Confrontation rarely works in this scenario. A frank discussion might but my advice is not to go to the Sunday party without their agreement as it will cause atmospheric difficulty at home (speaking from experience) and there is an extent to which you will have to suck it up with the family party and compromise. This was my approach all the whilst hatching my escape plan :grin:


ObsidianBlackbirdMcNight · 02/08/2015 05:54

I did a community service volunteer placement in my gap year.

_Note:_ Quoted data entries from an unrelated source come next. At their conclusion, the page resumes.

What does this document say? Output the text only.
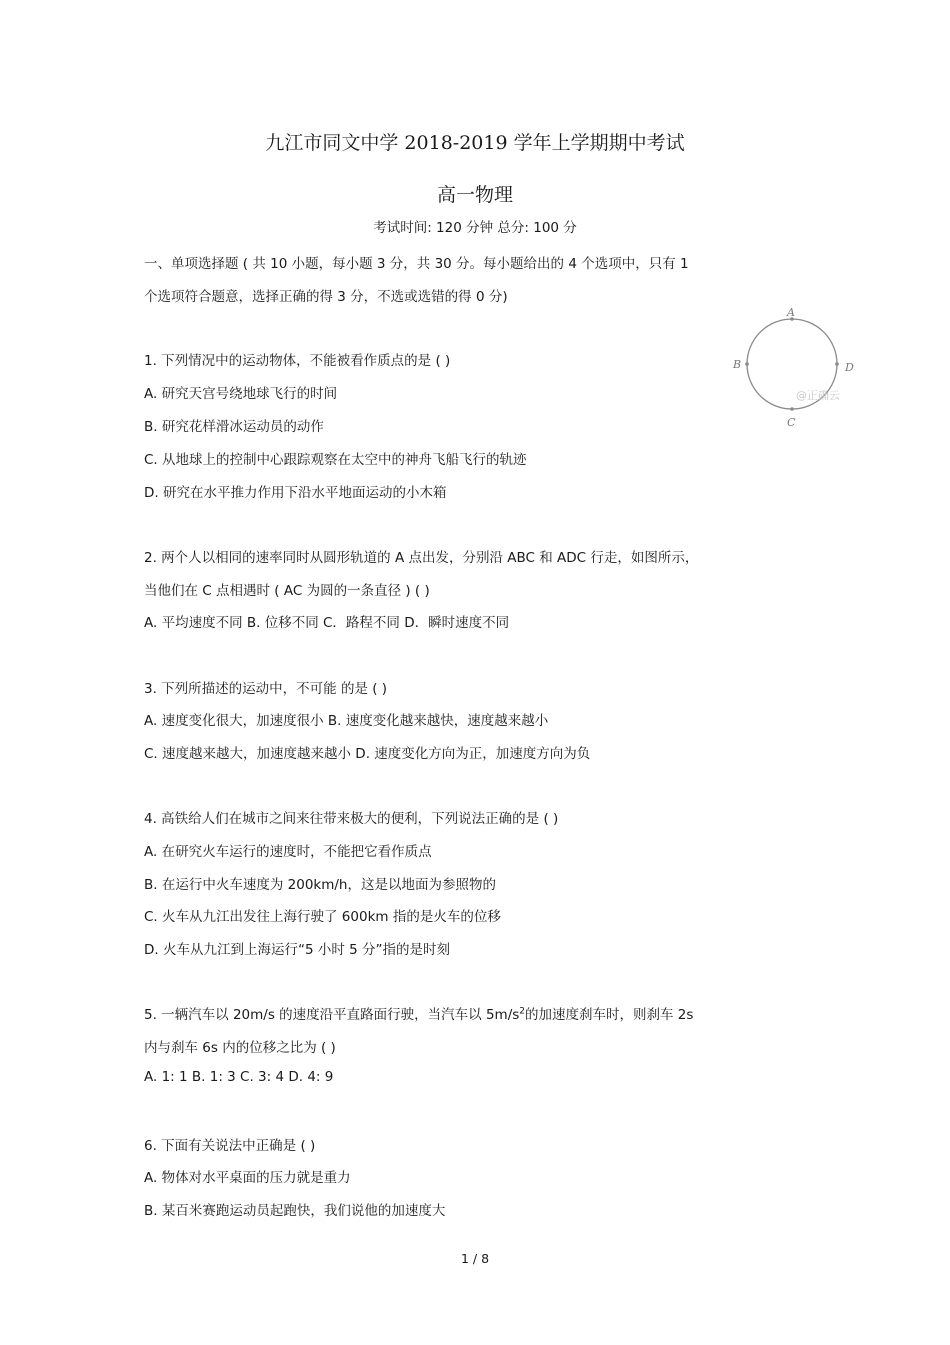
九江市同文中学 2018-2019 学年上学期期中考试
高一物理
考试时间: 120 分钟 总分: 100 分
一、单项选择题 ( 共 10 小题，每小题 3 分，共 30 分。每小题给出的 4 个选项中，只有 1
个选项符合题意，选择正确的得 3 分，不选或选错的得 0 分)
1. 下列情况中的运动物体，不能被看作质点的是 ( )
A. 研究天宫号绕地球飞行的时间
B. 研究花样滑冰运动员的动作
C. 从地球上的控制中心跟踪观察在太空中的神舟飞船飞行的轨迹
D. 研究在水平推力作用下沿水平地面运动的小木箱
A
B	D
C
@正确云
2. 两个人以相同的速率同时从圆形轨道的 A 点出发，分别沿 ABC 和 ADC 行走，如图所示，
当他们在 C 点相遇时 ( AC 为圆的一条直径 ) ( )
A. 平均速度不同 B. 位移不同 C．路程不同 D．瞬时速度不同
3. 下列所描述的运动中，不可能 的是 ( )
A. 速度变化很大，加速度很小 B. 速度变化越来越快，速度越来越小
C. 速度越来越大，加速度越来越小 D. 速度变化方向为正，加速度方向为负
4. 高铁给人们在城市之间来往带来极大的便利，下列说法正确的是 ( )
A. 在研究火车运行的速度时，不能把它看作质点
B. 在运行中火车速度为 200km/h，这是以地面为参照物的
C. 火车从九江出发往上海行驶了 600km 指的是火车的位移
D. 火车从九江到上海运行“5 小时 5 分”指的是时刻
5. 一辆汽车以 20m/s 的速度沿平直路面行驶，当汽车以 $5m/s^2$的加速度刹车时，则刹车 2s
内与刹车 6s 内的位移之比为 ( )
A. 1: 1 B. 1: 3 C. 3: 4 D. 4: 9
6. 下面有关说法中正确是 ( )
A. 物体对水平桌面的压力就是重力
B. 某百米赛跑运动员起跑快，我们说他的加速度大
1 / 8
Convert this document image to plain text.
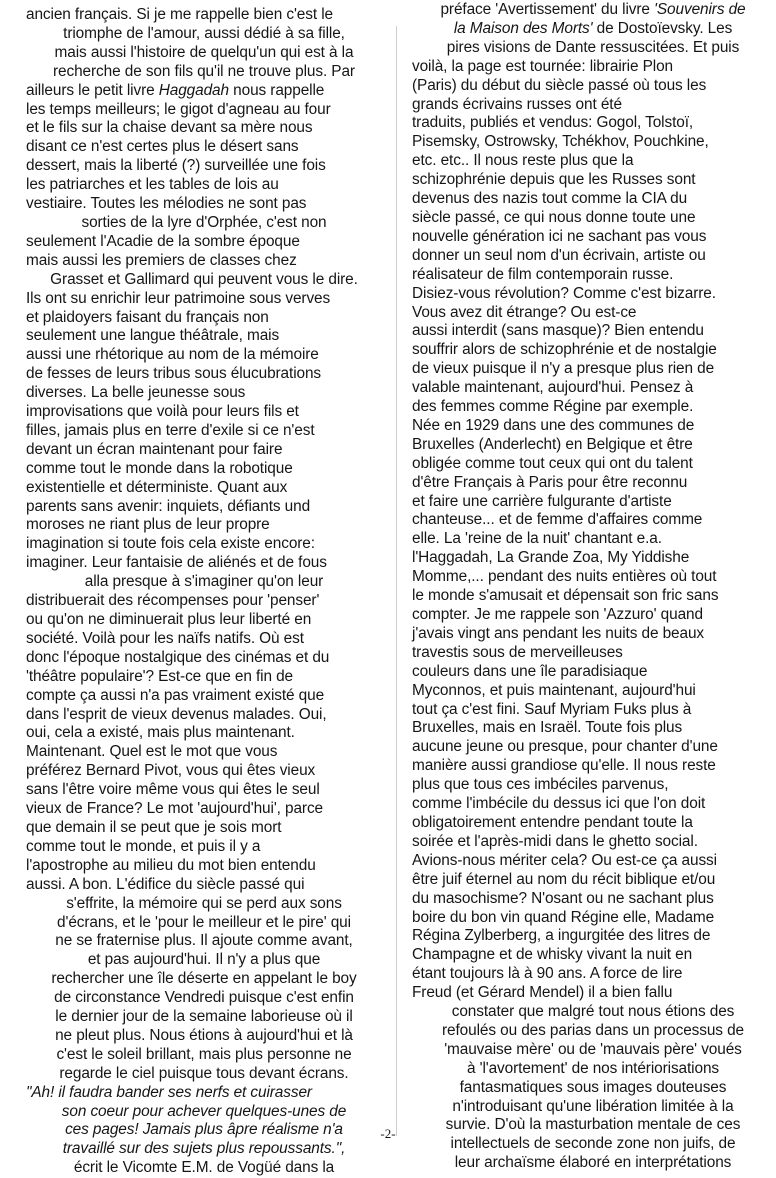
ancien français. Si je me rappelle bien c'est le
triomphe de l'amour, aussi dédié à sa fille,
mais aussi l'histoire de quelqu'un qui est à la
recherche de son fils qu'il ne trouve plus. Par
ailleurs le petit livre Haggadah nous rappelle
les temps meilleurs; le gigot d'agneau au four
et le fils sur la chaise devant sa mère nous
disant ce n'est certes plus le désert sans
dessert, mais la liberté (?) surveillée une fois
les patriarches et les tables de lois au
vestiaire. Toutes les mélodies ne sont pas
sorties de la lyre d'Orphée, c'est non
seulement l'Acadie de la sombre époque
mais aussi les premiers de classes chez
Grasset et Gallimard qui peuvent vous le dire.
Ils ont su enrichir leur patrimoine sous verves
et plaidoyers faisant du français non
seulement une langue théâtrale, mais
aussi une rhétorique au nom de la mémoire
de fesses de leurs tribus sous élucubrations
diverses. La belle jeunesse sous
improvisations que voilà pour leurs fils et
filles, jamais plus en terre d'exile si ce n'est
devant un écran maintenant pour faire
comme tout le monde dans la robotique
existentielle et déterministe. Quant aux
parents sans avenir: inquiets, défiants und
moroses ne riant plus de leur propre
imagination si toute fois cela existe encore:
imaginer. Leur fantaisie de aliénés et de fous
alla presque à s'imaginer qu'on leur
distribuerait des récompenses pour 'penser'
ou qu'on ne diminuerait plus leur liberté en
société. Voilà pour les naïfs natifs. Où est
donc l'époque nostalgique des cinémas et du
'théâtre populaire'? Est-ce que en fin de
compte ça aussi n'a pas vraiment existé que
dans l'esprit de vieux devenus malades. Oui,
oui, cela a existé, mais plus maintenant.
Maintenant. Quel est le mot que vous
préférez Bernard Pivot, vous qui êtes vieux
sans l'être voire même vous qui êtes le seul
vieux de France? Le mot 'aujourd'hui', parce
que demain il se peut que je sois mort
comme tout le monde, et puis il y a
l'apostrophe au milieu du mot bien entendu
aussi. A bon. L'édifice du siècle passé qui
s'effrite, la mémoire qui se perd aux sons
d'écrans, et le 'pour le meilleur et le pire' qui
ne se fraternise plus. Il ajoute comme avant,
et pas aujourd'hui. Il n'y a plus que
rechercher une île déserte en appelant le boy
de circonstance Vendredi puisque c'est enfin
le dernier jour de la semaine laborieuse où il
ne pleut plus. Nous étions à aujourd'hui et là
c'est le soleil brillant, mais plus personne ne
regarde le ciel puisque tous devant écrans.
"Ah! il faudra bander ses nerfs et cuirasser
son coeur pour achever quelques-unes de
ces pages! Jamais plus âpre réalisme n'a
travaillé sur des sujets plus repoussants.",
écrit le Vicomte E.M. de Vogüé dans la
préface 'Avertissement' du livre 'Souvenirs de
la Maison des Morts' de Dostoïevsky. Les
pires visions de Dante ressuscitées. Et puis
voilà, la page est tournée: librairie Plon
(Paris) du début du siècle passé où tous les
grands écrivains russes ont été
traduits, publiés et vendus: Gogol, Tolstoï,
Pisemsky, Ostrowsky, Tchékhov, Pouchkine,
etc. etc.. Il nous reste plus que la
schizophrénie depuis que les Russes sont
devenus des nazis tout comme la CIA du
siècle passé, ce qui nous donne toute une
nouvelle génération ici ne sachant pas vous
donner un seul nom d'un écrivain, artiste ou
réalisateur de film contemporain russe.
Disiez-vous révolution? Comme c'est bizarre.
Vous avez dit étrange? Ou est-ce
aussi interdit (sans masque)? Bien entendu
souffrir alors de schizophrénie et de nostalgie
de vieux puisque il n'y a presque plus rien de
valable maintenant, aujourd'hui. Pensez à
des femmes comme Régine par exemple.
Née en 1929 dans une des communes de
Bruxelles (Anderlecht) en Belgique et être
obligée comme tout ceux qui ont du talent
d'être Français à Paris pour être reconnu
et faire une carrière fulgurante d'artiste
chanteuse... et de femme d'affaires comme
elle. La 'reine de la nuit' chantant e.a.
l'Haggadah, La Grande Zoa, My Yiddishe
Momme,... pendant des nuits entières où tout
le monde s'amusait et dépensait son fric sans
compter. Je me rappele son 'Azzuro' quand
j'avais vingt ans pendant les nuits de beaux
travestis sous de merveilleuses
couleurs dans une île paradisiaque
Myconnos, et puis maintenant, aujourd'hui
tout ça c'est fini. Sauf Myriam Fuks plus à
Bruxelles, mais en Israël. Toute fois plus
aucune jeune ou presque, pour chanter d'une
manière aussi grandiose qu'elle. Il nous reste
plus que tous ces imbéciles parvenus,
comme l'imbécile du dessus ici que l'on doit
obligatoirement entendre pendant toute la
soirée et l'après-midi dans le ghetto social.
Avions-nous mériter cela? Ou est-ce ça aussi
être juif éternel au nom du récit biblique et/ou
du masochisme? N'osant ou ne sachant plus
boire du bon vin quand Régine elle, Madame
Régina Zylberberg, a ingurgitée des litres de
Champagne et de whisky vivant la nuit en
étant toujours là à 90 ans. A force de lire
Freud (et Gérard Mendel) il a bien fallu
constater que malgré tout nous étions des
refoulés ou des parias dans un processus de
'mauvaise mère' ou de 'mauvais père' voués
à 'l'avortement' de nos intériorisations
fantasmatiques sous images douteuses
n'introduisant qu'une libération limitée à la
survie. D'où la masturbation mentale de ces
intellectuels de seconde zone non juifs, de
leur archaïsme élaboré en interprétations
-2-
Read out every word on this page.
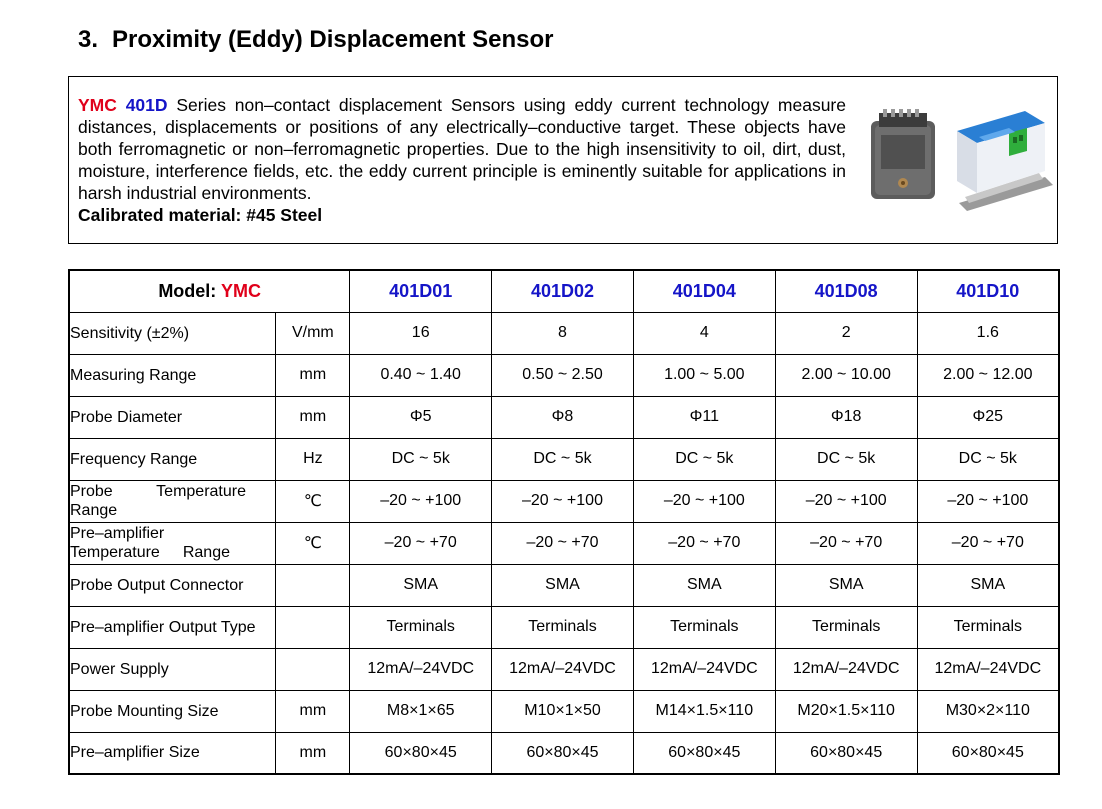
3. Proximity (Eddy) Displacement Sensor
YMC 401D Series non–contact displacement Sensors using eddy current technology measure distances, displacements or positions of any electrically–conductive target. These objects have both ferromagnetic or non–ferromagnetic properties. Due to the high insensitivity to oil, dirt, dust, moisture, interference fields, etc. the eddy current principle is eminently suitable for applications in harsh industrial environments.
Calibrated material: #45 Steel
Model: YMC		401D01	401D02	401D04	401D08	401D10
Sensitivity (±2%)	V/mm	16	8	4	2	1.6
Measuring Range	mm	0.40 ~ 1.40	0.50 ~ 2.50	1.00 ~ 5.00	2.00 ~ 10.00	2.00 ~ 12.00
Probe Diameter	mm	Φ5	Φ8	Φ11	Φ18	Φ25
Frequency Range	Hz	DC ~ 5k	DC ~ 5k	DC ~ 5k	DC ~ 5k	DC ~ 5k

Probe Temperature
Range	℃	–20 ~ +100	–20 ~ +100	–20 ~ +100	–20 ~ +100	–20 ~ +100

Pre–amplifier
Temperature Range	℃	–20 ~ +70	–20 ~ +70	–20 ~ +70	–20 ~ +70	–20 ~ +70
Probe Output Connector		SMA	SMA	SMA	SMA	SMA
Pre–amplifier Output Type		Terminals	Terminals	Terminals	Terminals	Terminals
Power Supply		12mA/–24VDC	12mA/–24VDC	12mA/–24VDC	12mA/–24VDC	12mA/–24VDC
Probe Mounting Size	mm	M8×1×65	M10×1×50	M14×1.5×110	M20×1.5×110	M30×2×110
Pre–amplifier Size	mm	60×80×45	60×80×45	60×80×45	60×80×45	60×80×45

I hadn't planned to take one but it was a last minute necessity and I couldn't face living at home all year! (Though my parents were not controlling as yours are)
I had a short placement of 3 months as I applied late and only got placed in April but I think you can do 6 month ones or maybe longer, and it fits well with Christian ideals so they are more likely to let you go.


LadyPlumpington · 02/08/2015 06:33

I do have some sympathy for your situation op, but I suggest that you go to the wretched party and count down the days until you can leave home (for uni/a job/whatever). That's what I did - it made for an easier life as my parents couldn't fixate on me not going. Yes those few hours were crap, but it was only a few hours and meant that no-one could accuse me of being 'difficult'.

It's not much fun living like this, is it.


RedDaisyRed · 02/08/2015 07:35

We all know the feeling. Dull relatives with nothing to say and a total waste of time. I think it depends on how often you have to endure this. Once or twice a year is reasonable for the sake of the family. We all tolerate things we don't like.

The long church sounds like a very religious group not your average 45 minutes at the C of E or RC church.

I went away to university at 17. When I got my A level results (which were good) people said stay at home a year and apply for Oxbridge but I was just so keen to get away and I never regrettted it. I would get a job away or apply to university if you can.